The sweatpant has left the gym. These days, this one-time exercise-wear staple is worn to go shopping—and not just a quick trip out for milk—as well as the runways of Paris Fashion Week.
The “athleisure” trend has been the catalyst for the high fashion return of sweatpants, spurred by the improved materials that allow sportswear—ranging from yoga pants to leggings—to be worn both casually and fashionably.
While brands such as Adidas and Nike have been creating this kind of gear for decades, bigger names in the industry such as Burberry and Versace are taking advantage of this trend, elevating it to a high fashion platform.
“Everybody really wears this kind of look,” said Julie Anne Quay, the founder and CEO of VFiles. “You can look at TLC, Aaliyah, and even Flashdance. This look has been around for years.”
VFiles and the casual and dress clothing brand Juicy Couture have recently collaborated on a collection that incorporates many elements from the athleisure trend. The “VFiles la Juicy” collection consists of velour pants and crop tops that mimic the appearance of sweatpants and sweatshirts with the text “Juicy” and “VFiles” emblazoned throughout the material.
During the designing process, Quay said she wanted to create pieces that were sexy, fashionable, and comfortable. And sure, practical.
“I think fashion is always a reflection of how we live and go about our daily business,” Quay said. “Life’s fast, so we designed this collection to accommodate the lifestyles we all have.”
Juicy Couture was one of the designer brands during Paris Fashion Week whose runway show featured high fashion athletic clothing. The brand displayed a small collection of sequin and plush tracksuits in the latter half of its presentation.
Also at PFW, Jun Takahashi of Undercover unveiled his women’s collection, of which sweatpants were a major component. Sports jackets, tracksuits, and sweatshirts were also other pieces of athletic gear that Takahashi managed to make sophisticated.

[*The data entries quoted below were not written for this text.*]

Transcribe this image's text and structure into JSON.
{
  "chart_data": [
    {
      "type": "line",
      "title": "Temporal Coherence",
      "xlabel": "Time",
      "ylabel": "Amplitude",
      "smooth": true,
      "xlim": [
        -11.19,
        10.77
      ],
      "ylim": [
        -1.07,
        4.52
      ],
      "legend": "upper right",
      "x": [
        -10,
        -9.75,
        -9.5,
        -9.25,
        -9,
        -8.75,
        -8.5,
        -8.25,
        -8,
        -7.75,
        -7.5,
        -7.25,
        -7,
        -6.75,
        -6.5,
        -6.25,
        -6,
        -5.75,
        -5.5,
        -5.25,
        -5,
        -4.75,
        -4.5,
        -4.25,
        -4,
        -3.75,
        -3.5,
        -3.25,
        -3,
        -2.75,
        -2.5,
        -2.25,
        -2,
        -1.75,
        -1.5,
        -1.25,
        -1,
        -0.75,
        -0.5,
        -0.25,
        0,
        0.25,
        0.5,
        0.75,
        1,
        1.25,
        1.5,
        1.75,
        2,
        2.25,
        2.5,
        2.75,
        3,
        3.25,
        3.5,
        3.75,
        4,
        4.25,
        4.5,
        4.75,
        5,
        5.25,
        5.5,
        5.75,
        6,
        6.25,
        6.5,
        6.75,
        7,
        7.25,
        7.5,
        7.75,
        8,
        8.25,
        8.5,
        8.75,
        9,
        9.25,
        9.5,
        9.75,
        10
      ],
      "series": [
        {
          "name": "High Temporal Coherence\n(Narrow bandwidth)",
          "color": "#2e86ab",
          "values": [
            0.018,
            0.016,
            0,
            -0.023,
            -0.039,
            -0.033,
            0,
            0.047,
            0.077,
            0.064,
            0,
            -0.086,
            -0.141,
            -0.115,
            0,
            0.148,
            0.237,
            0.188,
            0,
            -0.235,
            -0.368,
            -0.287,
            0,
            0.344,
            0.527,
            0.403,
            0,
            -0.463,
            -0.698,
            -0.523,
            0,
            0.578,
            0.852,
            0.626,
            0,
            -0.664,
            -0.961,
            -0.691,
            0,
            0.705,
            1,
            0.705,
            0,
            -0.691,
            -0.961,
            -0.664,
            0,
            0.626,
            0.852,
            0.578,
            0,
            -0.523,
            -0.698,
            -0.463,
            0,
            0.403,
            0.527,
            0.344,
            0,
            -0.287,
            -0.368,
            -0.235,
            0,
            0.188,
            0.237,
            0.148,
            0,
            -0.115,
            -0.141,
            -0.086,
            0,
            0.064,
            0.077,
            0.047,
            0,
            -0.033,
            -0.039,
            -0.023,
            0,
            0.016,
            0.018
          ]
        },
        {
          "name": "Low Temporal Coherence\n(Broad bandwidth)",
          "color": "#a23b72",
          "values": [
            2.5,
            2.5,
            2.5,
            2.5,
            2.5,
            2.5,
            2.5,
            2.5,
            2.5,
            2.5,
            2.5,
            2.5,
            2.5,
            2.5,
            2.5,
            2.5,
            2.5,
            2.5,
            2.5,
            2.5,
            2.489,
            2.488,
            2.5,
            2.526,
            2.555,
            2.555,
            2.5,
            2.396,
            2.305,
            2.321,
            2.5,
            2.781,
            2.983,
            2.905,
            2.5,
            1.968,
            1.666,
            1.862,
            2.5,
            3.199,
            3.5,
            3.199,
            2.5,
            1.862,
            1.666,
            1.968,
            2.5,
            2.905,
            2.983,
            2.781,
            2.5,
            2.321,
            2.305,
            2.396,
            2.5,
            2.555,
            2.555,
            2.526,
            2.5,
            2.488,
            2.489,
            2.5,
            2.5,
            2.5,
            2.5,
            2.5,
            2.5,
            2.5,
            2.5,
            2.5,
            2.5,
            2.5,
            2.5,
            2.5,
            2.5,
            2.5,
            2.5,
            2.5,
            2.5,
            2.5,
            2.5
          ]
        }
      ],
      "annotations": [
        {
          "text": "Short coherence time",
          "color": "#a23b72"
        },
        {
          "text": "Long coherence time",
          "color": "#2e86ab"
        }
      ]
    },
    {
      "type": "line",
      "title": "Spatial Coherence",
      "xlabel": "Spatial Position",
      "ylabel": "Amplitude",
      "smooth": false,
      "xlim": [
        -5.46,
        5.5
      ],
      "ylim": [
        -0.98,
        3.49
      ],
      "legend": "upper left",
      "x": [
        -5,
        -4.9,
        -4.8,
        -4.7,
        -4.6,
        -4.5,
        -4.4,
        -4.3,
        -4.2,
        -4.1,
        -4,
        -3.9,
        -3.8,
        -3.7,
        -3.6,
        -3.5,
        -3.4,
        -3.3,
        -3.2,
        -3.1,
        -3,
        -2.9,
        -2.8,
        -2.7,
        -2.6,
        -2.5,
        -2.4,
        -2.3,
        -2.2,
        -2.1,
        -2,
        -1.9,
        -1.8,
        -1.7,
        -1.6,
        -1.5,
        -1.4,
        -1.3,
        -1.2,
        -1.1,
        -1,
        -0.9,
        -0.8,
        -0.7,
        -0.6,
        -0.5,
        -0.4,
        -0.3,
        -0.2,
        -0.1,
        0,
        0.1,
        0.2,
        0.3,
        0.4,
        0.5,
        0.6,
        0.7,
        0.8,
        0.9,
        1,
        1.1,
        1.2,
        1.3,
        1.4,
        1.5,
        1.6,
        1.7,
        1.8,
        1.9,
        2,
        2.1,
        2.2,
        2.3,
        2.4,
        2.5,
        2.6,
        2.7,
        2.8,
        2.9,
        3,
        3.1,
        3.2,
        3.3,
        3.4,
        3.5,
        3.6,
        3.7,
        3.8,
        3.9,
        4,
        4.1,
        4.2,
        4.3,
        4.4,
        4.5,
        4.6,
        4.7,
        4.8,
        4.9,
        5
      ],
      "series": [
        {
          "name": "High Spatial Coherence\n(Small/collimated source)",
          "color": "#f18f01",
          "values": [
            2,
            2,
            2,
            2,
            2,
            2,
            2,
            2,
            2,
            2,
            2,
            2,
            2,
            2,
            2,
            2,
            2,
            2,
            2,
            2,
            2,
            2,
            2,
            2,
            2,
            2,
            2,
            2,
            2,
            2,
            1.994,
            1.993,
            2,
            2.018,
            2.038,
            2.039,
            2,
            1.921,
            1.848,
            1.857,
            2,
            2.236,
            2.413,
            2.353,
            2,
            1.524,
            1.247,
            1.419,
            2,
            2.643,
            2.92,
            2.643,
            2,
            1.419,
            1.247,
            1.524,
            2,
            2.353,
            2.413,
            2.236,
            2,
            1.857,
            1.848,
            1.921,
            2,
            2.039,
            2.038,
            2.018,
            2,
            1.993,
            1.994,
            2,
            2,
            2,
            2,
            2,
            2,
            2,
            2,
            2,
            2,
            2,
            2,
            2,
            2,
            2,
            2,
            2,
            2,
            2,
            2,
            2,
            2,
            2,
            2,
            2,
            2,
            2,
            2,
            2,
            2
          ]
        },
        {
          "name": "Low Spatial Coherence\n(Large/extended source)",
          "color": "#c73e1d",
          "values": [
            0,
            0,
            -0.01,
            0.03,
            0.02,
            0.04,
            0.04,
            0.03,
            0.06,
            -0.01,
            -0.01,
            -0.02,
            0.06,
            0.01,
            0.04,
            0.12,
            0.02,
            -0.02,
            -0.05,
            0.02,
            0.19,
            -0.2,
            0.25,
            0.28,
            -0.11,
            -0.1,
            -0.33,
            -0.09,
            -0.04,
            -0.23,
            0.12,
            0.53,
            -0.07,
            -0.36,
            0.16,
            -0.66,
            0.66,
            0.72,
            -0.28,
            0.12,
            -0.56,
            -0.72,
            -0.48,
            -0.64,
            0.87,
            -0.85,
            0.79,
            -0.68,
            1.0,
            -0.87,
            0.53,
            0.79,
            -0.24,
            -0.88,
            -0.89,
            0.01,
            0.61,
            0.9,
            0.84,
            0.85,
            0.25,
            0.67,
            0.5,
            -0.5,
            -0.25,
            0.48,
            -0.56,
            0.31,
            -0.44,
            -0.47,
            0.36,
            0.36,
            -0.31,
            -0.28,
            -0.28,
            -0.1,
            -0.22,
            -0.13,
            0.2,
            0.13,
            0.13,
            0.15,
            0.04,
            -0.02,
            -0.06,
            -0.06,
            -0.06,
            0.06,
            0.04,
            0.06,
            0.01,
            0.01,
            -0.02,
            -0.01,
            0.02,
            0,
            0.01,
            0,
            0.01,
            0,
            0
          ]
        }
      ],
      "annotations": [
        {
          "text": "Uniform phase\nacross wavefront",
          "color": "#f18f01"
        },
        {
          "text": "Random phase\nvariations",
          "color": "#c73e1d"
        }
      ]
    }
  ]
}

“You see a lot of luxury houses designing sweatpants, hoodies, and backpacks,” Quay said. “The question has to be: Are the people who can pay those extremely expensive prices going to actually dress like that?”
The all-important brand name is the determining factor. For example, a pair of men’s FILA sweatpants at Bloomingdales is priced at $52, whereas a pair of men’s Versus Versace sweats is priced at a staggering $475 at the same store.
From Burberry, a pair of women’s Vintage Crest Sweatpants is priced at $650 (shipping is free, thankfully) at Nordstrom.
Adidas, the epitome of sporting clothing, has joined the smartening trend and has a pair of men’s Wide Leg Track Pants selling at $320 as a part of its luxury Y-3 collection.
Both Bloomingdales and Nordstrom declined to comment on the sales of these collections of sweats.
By comparison, the Velour Pants of the “VFiles la Juicy” collection are priced at $148. While not on the extremely expensive side, the price is still relatively high for what is, essentially, a pair of pink sweatpants. The collection will sell exclusively at Urban Outfitters and can be purchased online at VFiles’ website.
Quay told The Daily Beast that the brand is not quantifying its target demographic by age but rather “by attitude.” The brand plans on making nostalgia the selling point of the collection.
“I think the target demographic for this collection are people who loved Juicy back in the ’90s and early 2000s,” Quay said. “The new audience will love it now because of what it aesthetically means and stands for. These are going to be two different age groups who are aesthetically connected to each other.”
The practicality of the sweatpant is now not its raison d’être. Brand and material is all. What the sweatpant now lacks in affordability, it makes up for in sophistication and design. Whether the smart sweatpant continues its winning march will be “up to the youth,” as Quay puts it.
“Fashion always starts with the kids, and from the bottom-up, never from the top down,” Quay said. “If you’re going to use ideas to draw attention to your brand, especially if you’re a luxury brand, the least you could do is make the product affordable to the kids whose ideas you’re building off of.”